While analysing the defence and security dimensions of specific disruptive technologies, Air vice Marshal Faaiz Amir (Retd) highlighted that extensive use of space, using satellites, had become crucial to modern warfare and ‘no nation should expect to win a battle without support from space.’ However, when it comes to the use of drones, he remarked that while they were part of the evolution of airpower, their current generation remained vulnerable to electronic warfare and air defence systems and therefore, were unlikely to shift the operational balance towards the offensive side.
The speaker cautioned that cyber warfare could emerge as a greater threat to Pakistan, both in peace and war due to the Indian advantage which resides in her access to American, Israeli and Russian equipment and technologies.
Dr Adil Sultan was of the view that there was a tendency to oversell new inventions and their potential to change the character of warfare. However, he also pointed out that some disruptive technologies could be employed for non-kinetic warfare and provide additional incentive for states to engage in limited warfare without risking a major escalation. He pointed out that technology was evolving at a very fast pace, making it difficult for technologically-dependent countries like Pakistan.
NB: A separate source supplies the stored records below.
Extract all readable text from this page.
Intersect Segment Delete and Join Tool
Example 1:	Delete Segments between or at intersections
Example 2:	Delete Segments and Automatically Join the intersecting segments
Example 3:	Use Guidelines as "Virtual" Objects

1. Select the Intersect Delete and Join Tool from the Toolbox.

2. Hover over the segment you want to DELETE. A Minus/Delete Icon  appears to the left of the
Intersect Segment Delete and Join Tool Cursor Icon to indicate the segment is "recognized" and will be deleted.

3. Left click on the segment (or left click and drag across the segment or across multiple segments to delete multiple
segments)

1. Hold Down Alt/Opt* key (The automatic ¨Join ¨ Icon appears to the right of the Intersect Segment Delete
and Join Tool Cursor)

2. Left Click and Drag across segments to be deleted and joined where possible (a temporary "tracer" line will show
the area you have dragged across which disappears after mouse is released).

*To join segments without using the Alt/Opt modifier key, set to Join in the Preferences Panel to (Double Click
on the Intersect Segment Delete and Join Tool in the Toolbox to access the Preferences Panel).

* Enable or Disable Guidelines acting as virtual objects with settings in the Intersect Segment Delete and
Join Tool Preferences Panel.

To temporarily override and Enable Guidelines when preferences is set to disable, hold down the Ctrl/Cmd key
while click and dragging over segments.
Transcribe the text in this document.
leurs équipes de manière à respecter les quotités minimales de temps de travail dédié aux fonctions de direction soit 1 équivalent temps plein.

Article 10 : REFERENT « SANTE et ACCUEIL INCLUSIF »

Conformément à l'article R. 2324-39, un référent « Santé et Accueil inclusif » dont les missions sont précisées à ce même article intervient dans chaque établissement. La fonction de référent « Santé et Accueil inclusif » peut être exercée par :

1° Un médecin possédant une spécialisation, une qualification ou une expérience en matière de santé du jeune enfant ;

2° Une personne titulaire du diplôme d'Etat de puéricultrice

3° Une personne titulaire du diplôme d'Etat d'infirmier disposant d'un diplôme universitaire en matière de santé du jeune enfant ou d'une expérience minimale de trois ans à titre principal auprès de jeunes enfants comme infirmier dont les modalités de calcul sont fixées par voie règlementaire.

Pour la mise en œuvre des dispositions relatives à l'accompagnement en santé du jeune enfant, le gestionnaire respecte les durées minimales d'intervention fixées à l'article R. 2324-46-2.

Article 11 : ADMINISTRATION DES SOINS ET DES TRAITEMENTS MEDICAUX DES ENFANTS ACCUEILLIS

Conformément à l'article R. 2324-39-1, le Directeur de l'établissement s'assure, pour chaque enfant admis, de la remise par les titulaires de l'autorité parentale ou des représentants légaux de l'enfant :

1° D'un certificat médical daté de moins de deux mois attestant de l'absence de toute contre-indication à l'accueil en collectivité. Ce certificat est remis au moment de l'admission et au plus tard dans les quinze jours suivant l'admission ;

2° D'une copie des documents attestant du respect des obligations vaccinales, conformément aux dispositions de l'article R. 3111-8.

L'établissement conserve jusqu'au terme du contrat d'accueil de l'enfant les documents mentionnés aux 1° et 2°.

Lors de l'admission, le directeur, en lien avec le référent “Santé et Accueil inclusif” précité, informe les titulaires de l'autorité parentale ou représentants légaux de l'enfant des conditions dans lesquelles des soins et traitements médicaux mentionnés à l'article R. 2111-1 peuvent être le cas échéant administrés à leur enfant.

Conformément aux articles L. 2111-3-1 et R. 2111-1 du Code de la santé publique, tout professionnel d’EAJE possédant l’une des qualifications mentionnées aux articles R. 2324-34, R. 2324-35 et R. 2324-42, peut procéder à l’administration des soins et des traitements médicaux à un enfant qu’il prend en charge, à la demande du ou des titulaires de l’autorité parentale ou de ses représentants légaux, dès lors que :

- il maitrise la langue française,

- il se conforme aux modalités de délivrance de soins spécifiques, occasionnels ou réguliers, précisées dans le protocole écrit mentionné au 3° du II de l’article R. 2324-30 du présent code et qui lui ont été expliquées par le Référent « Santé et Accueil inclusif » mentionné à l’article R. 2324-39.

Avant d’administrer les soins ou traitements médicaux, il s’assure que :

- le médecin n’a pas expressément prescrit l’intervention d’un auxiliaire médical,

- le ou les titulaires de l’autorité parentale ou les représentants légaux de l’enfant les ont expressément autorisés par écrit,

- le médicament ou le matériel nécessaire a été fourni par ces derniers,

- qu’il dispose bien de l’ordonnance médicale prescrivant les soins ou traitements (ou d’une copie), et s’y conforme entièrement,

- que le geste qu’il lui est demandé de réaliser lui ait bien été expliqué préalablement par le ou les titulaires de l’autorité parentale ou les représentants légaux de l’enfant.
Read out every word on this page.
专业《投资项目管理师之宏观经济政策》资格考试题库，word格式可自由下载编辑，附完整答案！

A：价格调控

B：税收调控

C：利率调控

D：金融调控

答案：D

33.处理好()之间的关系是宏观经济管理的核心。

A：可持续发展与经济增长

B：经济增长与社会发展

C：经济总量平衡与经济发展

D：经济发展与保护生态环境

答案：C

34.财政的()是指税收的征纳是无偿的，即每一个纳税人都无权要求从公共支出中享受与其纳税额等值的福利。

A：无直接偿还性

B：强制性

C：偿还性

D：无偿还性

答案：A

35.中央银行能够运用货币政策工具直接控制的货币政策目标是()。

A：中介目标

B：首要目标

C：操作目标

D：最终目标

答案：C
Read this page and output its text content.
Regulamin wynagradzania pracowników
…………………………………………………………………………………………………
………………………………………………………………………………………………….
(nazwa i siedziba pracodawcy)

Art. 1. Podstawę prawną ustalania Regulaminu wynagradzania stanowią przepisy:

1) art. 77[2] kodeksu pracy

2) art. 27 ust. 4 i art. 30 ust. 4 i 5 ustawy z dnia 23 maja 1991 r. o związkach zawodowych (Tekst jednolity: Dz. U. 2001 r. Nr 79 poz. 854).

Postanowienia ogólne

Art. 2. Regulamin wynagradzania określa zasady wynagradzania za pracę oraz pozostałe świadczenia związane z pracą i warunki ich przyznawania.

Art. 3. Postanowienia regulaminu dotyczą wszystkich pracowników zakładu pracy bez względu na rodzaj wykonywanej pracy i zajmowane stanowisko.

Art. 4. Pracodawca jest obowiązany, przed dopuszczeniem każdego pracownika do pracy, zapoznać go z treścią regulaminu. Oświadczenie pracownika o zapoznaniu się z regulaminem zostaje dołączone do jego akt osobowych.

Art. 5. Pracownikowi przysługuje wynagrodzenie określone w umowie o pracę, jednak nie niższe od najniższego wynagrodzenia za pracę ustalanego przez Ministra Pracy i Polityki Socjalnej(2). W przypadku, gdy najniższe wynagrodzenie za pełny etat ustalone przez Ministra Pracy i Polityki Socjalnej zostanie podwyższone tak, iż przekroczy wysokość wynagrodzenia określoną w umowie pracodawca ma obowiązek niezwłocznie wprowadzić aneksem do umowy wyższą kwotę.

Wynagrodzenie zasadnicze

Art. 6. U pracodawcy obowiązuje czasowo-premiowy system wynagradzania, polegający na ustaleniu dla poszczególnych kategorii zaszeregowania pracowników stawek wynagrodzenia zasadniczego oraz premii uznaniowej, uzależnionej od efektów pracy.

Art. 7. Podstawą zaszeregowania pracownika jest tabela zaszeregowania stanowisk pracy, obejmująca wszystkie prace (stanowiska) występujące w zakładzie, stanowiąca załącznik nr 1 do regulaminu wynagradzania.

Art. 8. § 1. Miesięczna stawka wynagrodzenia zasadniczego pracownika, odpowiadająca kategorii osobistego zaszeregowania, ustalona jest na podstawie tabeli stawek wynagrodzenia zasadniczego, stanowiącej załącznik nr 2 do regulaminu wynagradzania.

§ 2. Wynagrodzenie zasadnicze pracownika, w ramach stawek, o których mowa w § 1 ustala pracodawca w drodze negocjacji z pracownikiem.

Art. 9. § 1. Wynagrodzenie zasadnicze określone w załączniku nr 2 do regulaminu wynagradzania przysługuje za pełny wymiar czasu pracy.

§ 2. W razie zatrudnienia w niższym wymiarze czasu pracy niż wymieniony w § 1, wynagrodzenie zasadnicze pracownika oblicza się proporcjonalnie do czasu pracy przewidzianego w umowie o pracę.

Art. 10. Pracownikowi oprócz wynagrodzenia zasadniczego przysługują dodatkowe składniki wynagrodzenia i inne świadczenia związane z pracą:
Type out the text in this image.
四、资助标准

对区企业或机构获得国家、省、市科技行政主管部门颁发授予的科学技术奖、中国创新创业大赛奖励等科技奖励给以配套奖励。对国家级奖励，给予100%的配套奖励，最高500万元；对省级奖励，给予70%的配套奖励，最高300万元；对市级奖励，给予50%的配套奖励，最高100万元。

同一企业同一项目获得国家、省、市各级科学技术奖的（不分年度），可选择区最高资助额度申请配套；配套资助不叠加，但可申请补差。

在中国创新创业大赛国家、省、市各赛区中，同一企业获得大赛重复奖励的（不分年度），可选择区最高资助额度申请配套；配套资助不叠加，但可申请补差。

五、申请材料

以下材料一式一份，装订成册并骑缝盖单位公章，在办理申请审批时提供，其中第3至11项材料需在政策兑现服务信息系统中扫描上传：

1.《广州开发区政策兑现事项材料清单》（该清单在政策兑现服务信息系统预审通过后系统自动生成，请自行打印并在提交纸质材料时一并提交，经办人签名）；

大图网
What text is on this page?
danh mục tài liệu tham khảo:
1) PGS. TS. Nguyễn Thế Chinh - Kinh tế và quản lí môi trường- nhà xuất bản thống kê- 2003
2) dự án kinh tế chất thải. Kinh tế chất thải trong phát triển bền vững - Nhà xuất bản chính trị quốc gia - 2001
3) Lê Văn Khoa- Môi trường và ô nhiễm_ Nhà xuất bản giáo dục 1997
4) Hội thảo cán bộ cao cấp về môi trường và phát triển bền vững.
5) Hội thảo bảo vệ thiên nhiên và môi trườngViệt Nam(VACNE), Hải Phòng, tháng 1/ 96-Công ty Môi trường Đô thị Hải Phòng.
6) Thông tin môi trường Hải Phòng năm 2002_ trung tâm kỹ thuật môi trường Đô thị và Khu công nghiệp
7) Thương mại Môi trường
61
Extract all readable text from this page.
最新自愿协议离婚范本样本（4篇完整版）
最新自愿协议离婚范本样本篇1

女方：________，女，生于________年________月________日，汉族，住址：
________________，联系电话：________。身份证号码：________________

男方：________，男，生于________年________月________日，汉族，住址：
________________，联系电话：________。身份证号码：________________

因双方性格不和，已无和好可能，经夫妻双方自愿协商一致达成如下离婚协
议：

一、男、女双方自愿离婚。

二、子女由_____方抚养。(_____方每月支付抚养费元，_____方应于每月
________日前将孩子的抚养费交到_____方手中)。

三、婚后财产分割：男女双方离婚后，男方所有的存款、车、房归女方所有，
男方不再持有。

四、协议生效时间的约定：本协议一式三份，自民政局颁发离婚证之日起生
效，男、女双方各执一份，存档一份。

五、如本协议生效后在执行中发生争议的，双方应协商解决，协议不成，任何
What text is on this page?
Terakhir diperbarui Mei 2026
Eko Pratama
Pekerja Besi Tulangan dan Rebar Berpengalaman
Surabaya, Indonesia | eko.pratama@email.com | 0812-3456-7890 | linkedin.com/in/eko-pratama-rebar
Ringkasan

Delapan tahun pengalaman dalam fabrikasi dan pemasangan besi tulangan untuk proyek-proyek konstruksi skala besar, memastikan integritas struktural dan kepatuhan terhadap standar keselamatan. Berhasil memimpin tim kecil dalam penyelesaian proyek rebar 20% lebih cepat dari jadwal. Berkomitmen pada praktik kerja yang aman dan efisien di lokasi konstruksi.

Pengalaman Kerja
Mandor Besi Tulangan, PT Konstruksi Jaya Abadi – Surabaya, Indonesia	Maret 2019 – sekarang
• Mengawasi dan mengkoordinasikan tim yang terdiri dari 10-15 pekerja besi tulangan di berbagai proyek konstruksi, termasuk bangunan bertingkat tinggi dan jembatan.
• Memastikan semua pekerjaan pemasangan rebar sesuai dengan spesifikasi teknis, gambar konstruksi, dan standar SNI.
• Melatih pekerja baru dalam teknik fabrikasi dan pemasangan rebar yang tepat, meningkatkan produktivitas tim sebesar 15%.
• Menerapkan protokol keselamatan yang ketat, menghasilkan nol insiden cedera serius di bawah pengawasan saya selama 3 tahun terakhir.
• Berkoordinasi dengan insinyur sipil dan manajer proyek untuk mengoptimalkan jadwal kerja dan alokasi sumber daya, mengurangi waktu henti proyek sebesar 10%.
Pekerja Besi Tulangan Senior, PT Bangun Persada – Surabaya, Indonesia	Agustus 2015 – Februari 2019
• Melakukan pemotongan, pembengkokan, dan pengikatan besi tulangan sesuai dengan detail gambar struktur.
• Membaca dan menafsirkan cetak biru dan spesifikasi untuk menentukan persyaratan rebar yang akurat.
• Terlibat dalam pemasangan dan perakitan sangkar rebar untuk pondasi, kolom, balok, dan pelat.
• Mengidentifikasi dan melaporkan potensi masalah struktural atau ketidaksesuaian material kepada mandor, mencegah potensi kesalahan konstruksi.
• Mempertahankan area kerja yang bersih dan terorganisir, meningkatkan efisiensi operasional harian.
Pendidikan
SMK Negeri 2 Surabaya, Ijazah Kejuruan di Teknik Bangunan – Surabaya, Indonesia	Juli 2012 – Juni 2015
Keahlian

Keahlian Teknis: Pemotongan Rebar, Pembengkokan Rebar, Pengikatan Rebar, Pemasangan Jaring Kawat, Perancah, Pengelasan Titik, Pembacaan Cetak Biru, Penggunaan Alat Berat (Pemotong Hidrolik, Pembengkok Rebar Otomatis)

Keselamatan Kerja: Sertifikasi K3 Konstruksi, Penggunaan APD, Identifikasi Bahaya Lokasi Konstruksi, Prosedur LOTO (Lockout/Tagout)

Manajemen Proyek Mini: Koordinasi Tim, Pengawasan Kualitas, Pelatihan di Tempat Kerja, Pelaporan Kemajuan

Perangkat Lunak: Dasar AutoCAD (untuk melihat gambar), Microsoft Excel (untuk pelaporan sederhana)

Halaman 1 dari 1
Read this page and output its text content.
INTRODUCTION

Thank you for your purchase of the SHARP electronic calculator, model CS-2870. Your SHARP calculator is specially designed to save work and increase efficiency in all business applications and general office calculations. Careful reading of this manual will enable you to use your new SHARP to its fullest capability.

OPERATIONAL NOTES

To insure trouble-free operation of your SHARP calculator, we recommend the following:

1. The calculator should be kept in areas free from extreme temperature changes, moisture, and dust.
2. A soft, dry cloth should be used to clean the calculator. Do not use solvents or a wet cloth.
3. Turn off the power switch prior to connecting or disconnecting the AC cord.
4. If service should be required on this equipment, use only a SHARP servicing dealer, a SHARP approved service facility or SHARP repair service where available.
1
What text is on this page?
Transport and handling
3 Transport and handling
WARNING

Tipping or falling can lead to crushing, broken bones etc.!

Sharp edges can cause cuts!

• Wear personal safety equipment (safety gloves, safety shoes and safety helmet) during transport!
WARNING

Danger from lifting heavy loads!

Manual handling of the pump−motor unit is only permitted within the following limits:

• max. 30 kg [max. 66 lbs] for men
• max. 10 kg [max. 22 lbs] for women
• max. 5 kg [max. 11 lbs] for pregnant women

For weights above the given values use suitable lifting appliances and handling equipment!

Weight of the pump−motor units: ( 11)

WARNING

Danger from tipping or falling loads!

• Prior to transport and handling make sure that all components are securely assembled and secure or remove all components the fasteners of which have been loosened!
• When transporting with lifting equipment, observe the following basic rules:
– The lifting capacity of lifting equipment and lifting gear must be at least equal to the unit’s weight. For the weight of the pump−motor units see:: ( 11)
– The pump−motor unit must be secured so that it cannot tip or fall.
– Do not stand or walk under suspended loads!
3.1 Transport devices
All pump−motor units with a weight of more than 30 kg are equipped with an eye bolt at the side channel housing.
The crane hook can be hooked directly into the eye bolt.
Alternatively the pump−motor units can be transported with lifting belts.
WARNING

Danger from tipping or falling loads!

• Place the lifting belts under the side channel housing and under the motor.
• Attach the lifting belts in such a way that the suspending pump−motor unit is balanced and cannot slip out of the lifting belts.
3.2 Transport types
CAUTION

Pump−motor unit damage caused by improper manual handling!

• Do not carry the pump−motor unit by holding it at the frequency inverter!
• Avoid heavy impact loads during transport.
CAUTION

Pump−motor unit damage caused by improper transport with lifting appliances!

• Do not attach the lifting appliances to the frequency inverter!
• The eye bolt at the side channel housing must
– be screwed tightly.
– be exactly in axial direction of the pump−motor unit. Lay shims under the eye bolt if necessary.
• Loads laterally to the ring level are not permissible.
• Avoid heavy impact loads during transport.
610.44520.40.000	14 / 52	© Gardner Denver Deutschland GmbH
He expressed disappointment that due to a relatively weak Research and Development infrastructure and disconnect between various national stakeholders, developments in emerging technologies were not being optimally utilized for national development needs or military purposes.
While delivering the concluding remarks, Air Marshal Farhat Hussain Khan
(Retd) thanked the speakers for their in-depth analysis of emerging technologies, especially their impact on Pakistan’s national security, defence and development.
He shared that air power, with the integration of disruptive technologies, had now become an instrument available to political-military leadership, especially for adversarial countries, to achieve their politico-military objectives with speed. President CASS recommended that in order to catch up with the rest of the world in the technological domain, Pakistan needed to strengthen and enhance public-private partnerships in this area as well as build industry-academia linkages. The seminar was attended by a large number of diplomats, senior military officers, heads of various think tanks, scholars, journalists and students, who actively participated in the interactive question and answer session.